Утки и бананы. Бананы – то, что нет бананов, – самое большое расстройство для мальчика, когда он вернется в Киев. Возвращаться или не возвращаться – в Киев из Парижа в 1915 году – вопрос почище гамлетовского. Бабушка за возвращение, мама – против. Бабушка переживает за детей (Коле пятнадцать, Вите четыре – что с ними будет, когда немцы займут город?), мама уверена, что немцы в Париж не войдут, и к тому же совесть не позволяет ей бросить госпиталь, там – раненые, раненые и раненые. Между тем дирижабли подлетают все ближе, и с них сбрасывают на Париж бомбы.
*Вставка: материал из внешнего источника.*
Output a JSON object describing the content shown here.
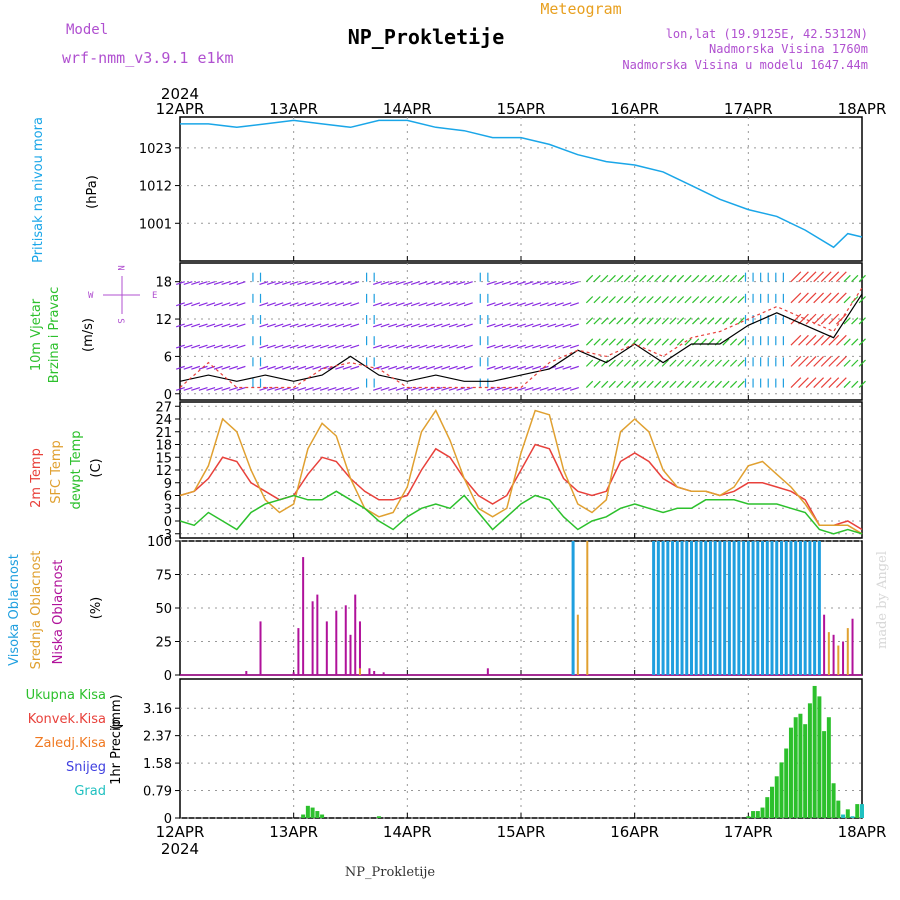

Старинный дворянский род: документы прослеживают Мотовиловых (это девичья фамилия матери) до первой трети XVI века, дальше – туман: основателем рода был не то Тимофей Мотовило, племянник Андрея Кобылы, от которого ведут свой род Романовы, не то – литовский князь Монтвил-Монтвид, чьи предки в свою очередь воевали вместе с Дмитрием Донским еще в Куликовской битве. К началу XX века от былых сибирских угодий осталось немногое: у семьи шестикомнатная квартира в Киеве на Владимирской улице, «и мебель, и все вещи», среди которых прапрадедушкин диплом Виленского университета от 1825 года, акварели другого прапрадеда (a propos: кто-то из прапрадедов и Некрасову, и Анне Ахматовой – общий) и ломберный столик, за которым, «злые языки говорят, мои предки просаживали свои имения».